By using the magnetic domain observation and magnetization measurement apparatus of the embodiment of the present invention, it is possible to perform two different types of measurement, magnetic domain observation and magnetization measurement, with a short switching time and a short measurement time. became.

[Brief description of drawings]

FIG. 1 is an enlarged view of a detection unit of a magnetic domain observation and magnetization measurement device according to an embodiment of the present invention.

FIG. 2 is a configuration diagram of a magnetic domain observation and magnetization measurement device according to an embodiment of the present invention.

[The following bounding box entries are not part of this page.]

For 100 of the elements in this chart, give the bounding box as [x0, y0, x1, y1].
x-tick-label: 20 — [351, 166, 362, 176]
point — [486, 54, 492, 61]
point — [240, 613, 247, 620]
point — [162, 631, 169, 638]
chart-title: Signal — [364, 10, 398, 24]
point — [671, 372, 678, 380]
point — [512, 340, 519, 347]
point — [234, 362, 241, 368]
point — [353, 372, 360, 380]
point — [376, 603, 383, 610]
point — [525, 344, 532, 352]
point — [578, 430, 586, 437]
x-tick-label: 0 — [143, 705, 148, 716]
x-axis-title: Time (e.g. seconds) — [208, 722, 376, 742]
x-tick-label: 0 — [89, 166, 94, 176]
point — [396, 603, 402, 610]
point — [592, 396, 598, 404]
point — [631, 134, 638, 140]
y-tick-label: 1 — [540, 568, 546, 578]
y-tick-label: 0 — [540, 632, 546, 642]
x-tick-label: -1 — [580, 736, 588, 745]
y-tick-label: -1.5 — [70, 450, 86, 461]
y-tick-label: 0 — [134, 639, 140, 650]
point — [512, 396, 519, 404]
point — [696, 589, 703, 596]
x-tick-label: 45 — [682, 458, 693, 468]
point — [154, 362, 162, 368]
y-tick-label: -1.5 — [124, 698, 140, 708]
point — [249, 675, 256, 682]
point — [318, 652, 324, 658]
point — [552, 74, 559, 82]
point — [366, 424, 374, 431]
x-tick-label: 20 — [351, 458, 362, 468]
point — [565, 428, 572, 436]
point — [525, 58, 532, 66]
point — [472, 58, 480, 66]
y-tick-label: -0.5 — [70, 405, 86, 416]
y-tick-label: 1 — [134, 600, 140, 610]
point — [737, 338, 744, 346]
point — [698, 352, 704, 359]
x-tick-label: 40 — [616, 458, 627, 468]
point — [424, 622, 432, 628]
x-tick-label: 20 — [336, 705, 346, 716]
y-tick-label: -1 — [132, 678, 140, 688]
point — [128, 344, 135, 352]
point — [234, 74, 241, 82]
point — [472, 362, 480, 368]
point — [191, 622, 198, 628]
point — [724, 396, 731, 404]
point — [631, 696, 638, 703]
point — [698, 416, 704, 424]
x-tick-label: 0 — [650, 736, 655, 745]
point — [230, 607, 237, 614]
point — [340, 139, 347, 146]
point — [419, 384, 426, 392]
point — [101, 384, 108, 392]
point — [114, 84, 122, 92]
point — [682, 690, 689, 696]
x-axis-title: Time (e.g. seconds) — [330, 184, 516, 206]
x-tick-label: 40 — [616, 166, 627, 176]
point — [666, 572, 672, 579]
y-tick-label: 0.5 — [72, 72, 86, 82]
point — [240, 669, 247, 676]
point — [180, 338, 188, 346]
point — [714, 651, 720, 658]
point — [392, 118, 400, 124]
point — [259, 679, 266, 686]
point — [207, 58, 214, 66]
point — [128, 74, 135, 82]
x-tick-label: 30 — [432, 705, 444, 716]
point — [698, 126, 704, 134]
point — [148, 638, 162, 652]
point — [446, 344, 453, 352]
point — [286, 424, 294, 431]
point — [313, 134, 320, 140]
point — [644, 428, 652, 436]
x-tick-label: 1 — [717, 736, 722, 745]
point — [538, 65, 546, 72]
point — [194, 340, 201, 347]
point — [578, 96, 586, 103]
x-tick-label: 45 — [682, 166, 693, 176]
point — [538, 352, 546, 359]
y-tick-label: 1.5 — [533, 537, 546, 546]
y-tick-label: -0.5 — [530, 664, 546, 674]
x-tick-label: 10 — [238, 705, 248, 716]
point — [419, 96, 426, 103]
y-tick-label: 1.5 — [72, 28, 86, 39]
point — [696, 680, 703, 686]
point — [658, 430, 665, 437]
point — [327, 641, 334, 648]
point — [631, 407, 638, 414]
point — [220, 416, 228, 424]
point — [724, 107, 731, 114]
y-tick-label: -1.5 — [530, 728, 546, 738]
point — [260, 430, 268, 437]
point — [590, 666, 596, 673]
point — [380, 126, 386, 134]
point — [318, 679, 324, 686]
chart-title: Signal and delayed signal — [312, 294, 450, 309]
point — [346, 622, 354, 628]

FIG. 3 is an enlarged view of a lens fixing portion in the embodiment of the present invention.

[Explanation of symbols]

 1 Mirror 2 CCD Camera 3 Optical Oscilloscope Head 4 Optical Oscilloscope 5 Semiconductor Laser Light Source 6 Light Source Driving Device 7 Lens 8 Field Stop 9 Polarizer 10 Objective Lens 11 Thin Film Magnetic Head 12 Head Driving Device 13 Analyzer 14 Relay Lens 15 Detecting Unit 16 Lens holder 17 Rail 18 Light

Claims (2)

[Claims] 1. A microscope apparatus for detecting a light and shade of light corresponding to a difference in magnitude and direction of magnetization by a longitudinal Kerr effect by polarized light of a magnetic domain pattern of a magnetic material, and an image detector and a light intensity as a detector. It has a detector, and a mirror is installed between the image detector and the light intensity detector,
The installation position of the lens, which has a function of allowing the light detected by changing the angle of the mirror to enter either the image detector or the light intensity detector, and which is a component of the microscope apparatus. A magnetic domain observation and magnetization measurement device having a function of mechanically moving the lens and mechanically exchanging the lens with a lens having a different focal length. 2. The light to be detected can be made incident on either the image detector or the light intensity detector by changing the angle of a prism installed between the image detector and the light intensity detector. The magnetic domain observation and magnetization measurement device according to claim 1, which has various functions.